Essay / Culture

Does Bono Really Believe in Love?

My dear friend and Scriptorium Daily’s own Paul Spears is at the U2 concert tonight with his lovely wife Lisa. Tomorrow night, my old buddy Mike French gets to go. They will bask in the glow of 30 years of the best rock-and-roll ever right here in the middle of Orange County. In only mildly jealous solidarity, I put on Rattle and Hum on the way to the gym. It was empty (thanks be to God), and I air-drummed like you wouldn’t believe—more in the style of Animal from the Muppets than the always cool Larry Mullen, Jr.

Typically, I only hear scattered phrases in a song. I am a music guy, not a lyrics guy. I have inherited my dad’s capacity to mishear (and then mis-sing) lyrics. I catch on to the vibe, the ambience, the groove of a song. It’s why I love Lenny Kravitz—tonight’s opening act, by the way—one of the funkiest musicians ever, and probably the worst lyricist. (Witness: ‘I’m weak and I’ve gone hazy / I’m crazy for that lady / She’s chic but she’s not shady / Sophisticated lady…’)

Take ‘God Part II’ for example, which you may know by its signature—‘I believe in love.’ When it’s come to ‘God Part II’, I’ve heard bits like ‘don’t believe in excess’ or ‘don’t believe in cocaine’ and the exultant ‘I…I believe in love’. Today, though, I heard a bit more:

Don’t believe in excess
Success is to give
Don’t believe in riches
But you should see where I live
I…I believe in love

The first three verses follow this pattern: confident rejection of societal ills and vices, the qualifying ‘but’ that casts a cloud over the initial confidence and serves as a hinge, and the final—now ambiguous—‘I…I believe in love.’ Here’s the second half of the third verse:

I don’t believe in death row
Skid row or the gangs
Don’t believe in the Uzi
It just went off in my hand
I…I believe in love

How, then, to read this final line? Is he serious? Is Bono, or whatever narrator to whom he gives voice, telling the truth? Does he believe in love? And are we to believe him? This guy is, after all, a hypocrite, his confidence unseemly in the midst of his compromise. He may not believe in an Uzi, but he somehow finds it going off right there in his own hand.

There are two viable ways to read this. It could be that the final line is laughable. It’s a joke, and we’re in on it, even if the narrator isn’t. In this case, Bono would be lampooning the treacly mix of self-righteous zeal and naïve sentiment that accompanies wanna-be peaceniks who just want us to give love and peace a chance. Believing in ‘love’ (whatever that is) would be a communally sanctified form of BS, in which love is conscripted into the service of self-deception as I am exonerated from the hard work of peace-making. I believe in love. Isn’t that enough?

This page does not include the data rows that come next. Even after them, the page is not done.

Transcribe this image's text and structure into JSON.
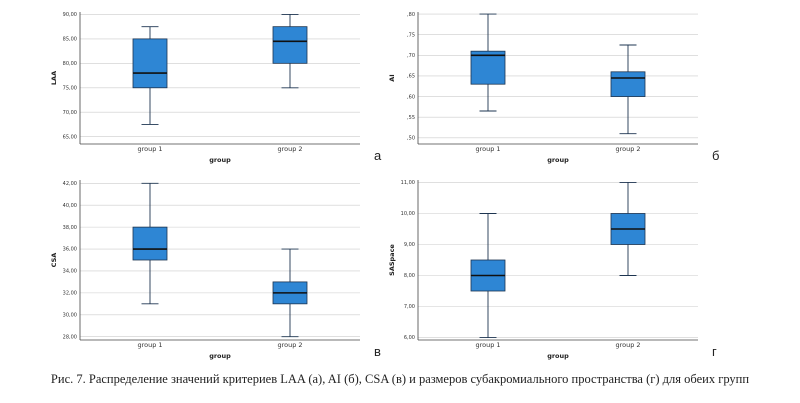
{
  "caption": "Рис. 7. Распределение значений критериев LAA (а), AI (б), CSA (в) и размеров субакромиального пространства (г) для обеих групп",
  "chart_data": [
    {
      "type": "box",
      "panel_label": "а",
      "xlabel": "group",
      "ylabel": "LAA",
      "ylim": [
        63.5,
        90.5
      ],
      "yticks": [
        65,
        70,
        75,
        80,
        85,
        90
      ],
      "ytick_labels": [
        "65,00",
        "70,00",
        "75,00",
        "80,00",
        "85,00",
        "90,00"
      ],
      "categories": [
        "group 1",
        "group 2"
      ],
      "boxes": [
        {
          "min": 67.5,
          "q1": 75,
          "median": 78,
          "q3": 85,
          "max": 87.5
        },
        {
          "min": 75,
          "q1": 80,
          "median": 84.5,
          "q3": 87.5,
          "max": 90
        }
      ]
    },
    {
      "type": "box",
      "panel_label": "б",
      "xlabel": "group",
      "ylabel": "AI",
      "ylim": [
        0.485,
        0.805
      ],
      "yticks": [
        0.5,
        0.55,
        0.6,
        0.65,
        0.7,
        0.75,
        0.8
      ],
      "ytick_labels": [
        ",50",
        ",55",
        ",60",
        ",65",
        ",70",
        ",75",
        ",80"
      ],
      "categories": [
        "group 1",
        "group 2"
      ],
      "boxes": [
        {
          "min": 0.565,
          "q1": 0.63,
          "median": 0.7,
          "q3": 0.71,
          "max": 0.8
        },
        {
          "min": 0.51,
          "q1": 0.6,
          "median": 0.645,
          "q3": 0.66,
          "max": 0.725
        }
      ]
    },
    {
      "type": "box",
      "panel_label": "в",
      "xlabel": "group",
      "ylabel": "CSA",
      "ylim": [
        27.7,
        42.3
      ],
      "yticks": [
        28,
        30,
        32,
        34,
        36,
        38,
        40,
        42
      ],
      "ytick_labels": [
        "28,00",
        "30,00",
        "32,00",
        "34,00",
        "36,00",
        "38,00",
        "40,00",
        "42,00"
      ],
      "categories": [
        "group 1",
        "group 2"
      ],
      "boxes": [
        {
          "min": 31,
          "q1": 35,
          "median": 36,
          "q3": 38,
          "max": 42
        },
        {
          "min": 28,
          "q1": 31,
          "median": 32,
          "q3": 33,
          "max": 36
        }
      ]
    },
    {
      "type": "box",
      "panel_label": "г",
      "xlabel": "group",
      "ylabel": "SASpace",
      "ylim": [
        5.92,
        11.08
      ],
      "yticks": [
        6,
        7,
        8,
        9,
        10,
        11
      ],
      "ytick_labels": [
        "6,00",
        "7,00",
        "8,00",
        "9,00",
        "10,00",
        "11,00"
      ],
      "categories": [
        "group 1",
        "group 2"
      ],
      "boxes": [
        {
          "min": 6,
          "q1": 7.5,
          "median": 8,
          "q3": 8.5,
          "max": 10
        },
        {
          "min": 8,
          "q1": 9,
          "median": 9.5,
          "q3": 10,
          "max": 11
        }
      ]
    }
  ],
  "colors": {
    "box_fill": "#2e86d4",
    "box_stroke": "#1d3450",
    "gridline": "#cccccc",
    "axis": "#444444"
  }
}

Another reading is possible. Luther spoke of the dramatic tension of the Christian life as one in which believers are simul iustus et peccator—at once fully righteous and fully sinful. This makes no sense, but it sure does explain a lot. On this second reading, Bono’s ‘I’ is sincere throughout, even if he is a hapless, sorry mystery to himself and us. How could he be like this, hating Uzis and shooting Uzis at the same time? Karl Barth called sin an ‘impossible possibility’—impossible because Jesus has died and risen, robbing sin of its necessity and revealing that sin is not just the way things are, but possible (and actual) nevertheless.

So maybe Bono’s narrator is this Christian, the one who believes the right things—despite himself. He is one whose best intentions are buffeted and bordered by counter-intentions, whose holiness is hounded by hate and miserliness. And he is one who really does believe in love. After all, on an album (still my favorite, despite the glory of The Joshua Tree and Achtung Baby) devoted to love, an album that has plenty of room for prophetic critique and self-criticism but none of the adolescent irony of today’s indie rock (for that, try this album), on this kind of album love is what it’s all about. ‘Love, rescue me’, Bono sings. And, of course, love has, and love will. That is the witness of that glorious duet with B. B. King:

I was there when they crucified my Lord
I held the scabbard when the soldier drew his sword
I threw the dice when they pierced his side
But I’ve seen love conquer the great divide

When love comes to town I’m gonna catch that train
When love comes to town I’m gonna catch that flame
Maybe I was wrong to ever let you down
But I did what I did before love came to town.